Winnie Mandela's Muddled Legacy Exposes the Need for African Women's Voices

ANC
Winnie Mandela
26 April 2018
Content from a Premium Partner
African Expert Network (Washington, DC)

Winnie Mandela passed away earlier this month at age 81. South Africa’s largest newspaper, the Sunday Times, opened its obituary by referring to her as a “a stalwart in the fight against apartheid”. The Daily Sun, another top newspaper in South Africa, announced Winnie’s passing “with profound sadness”. After all, she was considered the Mother of the Nation, through ups and downs—South Africa’s and her own. Since her passing, the specter of Winnie’s legacy has begun to take shape as writers and commentators paint the picture of a complex woman. Despite her demons and her controversial politics, Winnie played a crucial role in the formation of post-Apartheid democracy, and the outpouring of national grief at her funeral last week speaks to her enduring legacy. Western media, however, seems incapable of grasping this nuance, and its coverage of Winnie’s passing exposes a profound lack of consideration toward African women’s history.
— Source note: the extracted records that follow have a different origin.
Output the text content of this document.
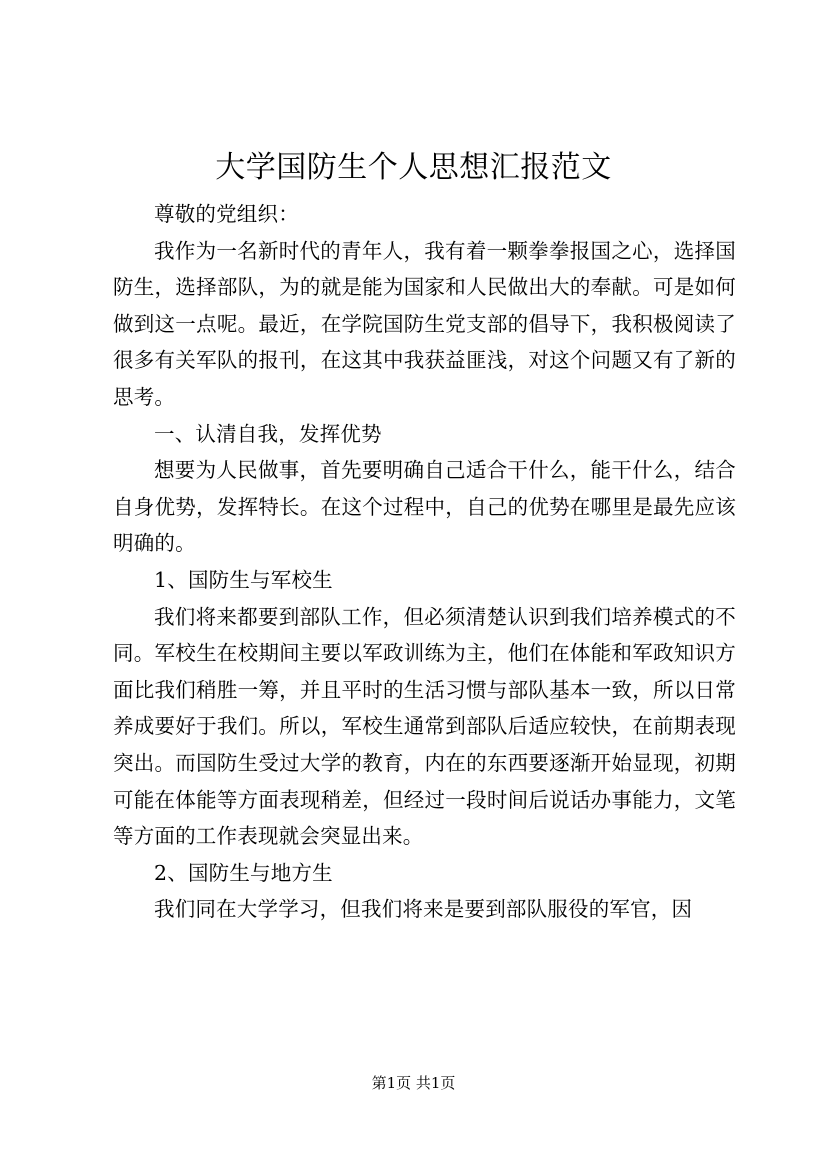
大学国防生个人思想汇报范文

尊敬的党组织：

我作为一名新时代的青年人，我有着一颗拳拳报国之心，选择国防生，选择部队，为的就是能为国家和人民做出大的奉献。可是如何做到这一点呢。最近，在学院国防生党支部的倡导下，我积极阅读了很多有关军队的报刊，在这其中我获益匪浅，对这个问题又有了新的思考。

一、认清自我，发挥优势

想要为人民做事，首先要明确自己适合干什么，能干什么，结合自身优势，发挥特长。在这个过程中，自己的优势在哪里是最先应该明确的。

1、国防生与军校生

我们将来都要到部队工作，但必须清楚认识到我们培养模式的不同。军校生在校期间主要以军政训练为主，他们在体能和军政知识方面比我们稍胜一筹，并且平时的生活习惯与部队基本一致，所以日常养成要好于我们。所以，军校生通常到部队后适应较快，在前期表现突出。而国防生受过大学的教育，内在的东西要逐渐开始显现，初期可能在体能等方面表现稍差，但经过一段时间后说话办事能力，文笔等方面的工作表现就会突显出来。

2、国防生与地方生

我们同在大学学习，但我们将来是要到部队服役的军官，因

第1页 共1页
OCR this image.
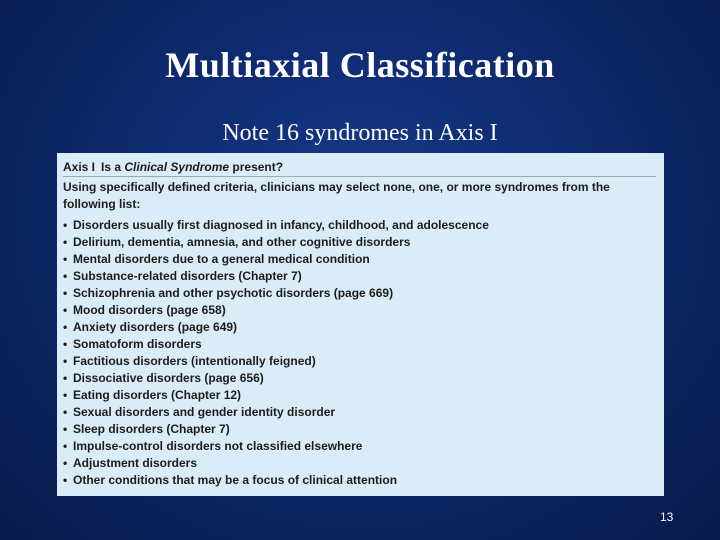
Multiaxial Classification
Note 16 syndromes in Axis I
Axis I Is a Clinical Syndrome present?
Using specifically defined criteria, clinicians may select none, one, or more syndromes from the following list:
• Disorders usually first diagnosed in infancy, childhood, and adolescence
• Delirium, dementia, amnesia, and other cognitive disorders
• Mental disorders due to a general medical condition
• Substance-related disorders (Chapter 7)
• Schizophrenia and other psychotic disorders (page 669)
• Mood disorders (page 658)
• Anxiety disorders (page 649)
• Somatoform disorders
• Factitious disorders (intentionally feigned)
• Dissociative disorders (page 656)
• Eating disorders (Chapter 12)
• Sexual disorders and gender identity disorder
• Sleep disorders (Chapter 7)
• Impulse-control disorders not classified elsewhere
• Adjustment disorders
• Other conditions that may be a focus of clinical attention
13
This latest exposure of extreme bias underscores what we already know: it is crucial for posterity that African women have the opportunity to tell their own stories.

W.E.B. Du Bois first wrote about “double consciousness” in 1903. He wanted people to understand what it was like to see oneself through the eyes of one’s oppressor. Scholars have reflected in the time since on the existence of a derivative phenomenon: triple consciousness, which refers to the additional layer of scrutiny applied to black women, black immigrants, or other extra-persecuted sub-groups. The discrepancy between Winnie Mandela’s obituaries in the Western press versus the local South African media exposes the extent of this disconcerting tendency, and underscores the need for local voices to have greater access to global platforms. Take, for example, the opening line in the New York Times obit: “Winnie Madikizela-Mandela[’s …] hallowed place in the pantheon of South Africa’s liberators was eroded by scandal over corruption, kidnapping, murder and the implosion of her fabled marriage to Nelson Mandela.” Or the Guardian: “Rarely can there have been someone who was called to greatness and yet failed that calling as decisively as Winnie Madikizela-Mandela.” There is no denying that Winnie bears responsibility for violent tactics and corruption. But don’t her accomplishments—serving as a leading opponent of Apartheid during and after her husband’s imprisonment, surviving extensive detention and torture herself, and even winning the Robert F. Kennedy Human Rights Award—merit some consideration in the formation of her legacy?

Unfortunately, women in general, and black women in particular, are often reduced to the default, patriarchal discourse to a single storyline—in both life and death. When Winnie was younger, before her divorce and other controversies emerged, Western media canonized her a symbol of the liberation struggle. The New York Times referred to her in 1985 as a “vigorous symbol of resistance… (a) woman rich in grace and dignity.” And yet, despite the fact that she remains a hero to many in South Africa, her global narrative has fundamentally changed. No longer characterized by revolutionary spirit and personal elegance, she is now remembered in the West as “personally militant […and] lonely.” While important men with mixed histories tend to be lauded after death, or at least remembered as having had both strengths and weaknesses, women with complex backgrounds are typically reduced to their own lowest common denominator. For Winnie, a life of activism has been reduced to a legacy of violence and misfortune in the international press.

There seems to be a particularly profound confusion regarding Winnie’s embrace of violent tactics. Andrew Malone referred to her as the “blood soaked bully who shamed Mandela”  in the vicious, almost gleeful Daily Mail obituary, recalling with disgust (“she was a disturbed individual”) how she turned to violence during the anti-Apartheid movement. It’s not that such tactics are unusual in the course of revolution, but perhaps they are inconceivable from a woman. In the wake of Winnie’s death, the story of Yaa Asantewaa, Queen Mother of Ejisu in the Ashanti Empire, comes to mind. Yaa led an army of 5,000 against the British colonialists, eventually getting captured and exiled to the Seychelles, where she died. Like countless other African heroines, Yaa’s story has been relegated to the margins. When men, particularly white, Western men, are the authors of history, a revisionist world often emerges that either sidelines the participation of women or discredits their contributions.

Stories about Winnie Mandela have always been reductionist. Throughout her life, she was at times Mandela’s graceful wife, or a violent radical, or the mother of a nation.  In reality, she was all of these things. But African woman do not get the luxury of being complicated, and it seems that the narrative path of least resistance is often the darkest one. Her death and the obituaries that followed serve as an important call for African women to fight through the perversions and distortions and write their own histories. Chimamanda Ngozi Adichie, Yaa Gyasi, Mo Abudu, and Amma Asante have already demonstrated that there is a global audience for authentic stories from African women, but so much more content—in film, literature, television, and online—is needed in order for our own words and contributions to be more than just footnotes in another’s rendering of our story.

Afua Osei is an entrepreneur, investor and co-founder of She Leads Africa, a media company for millennial African women.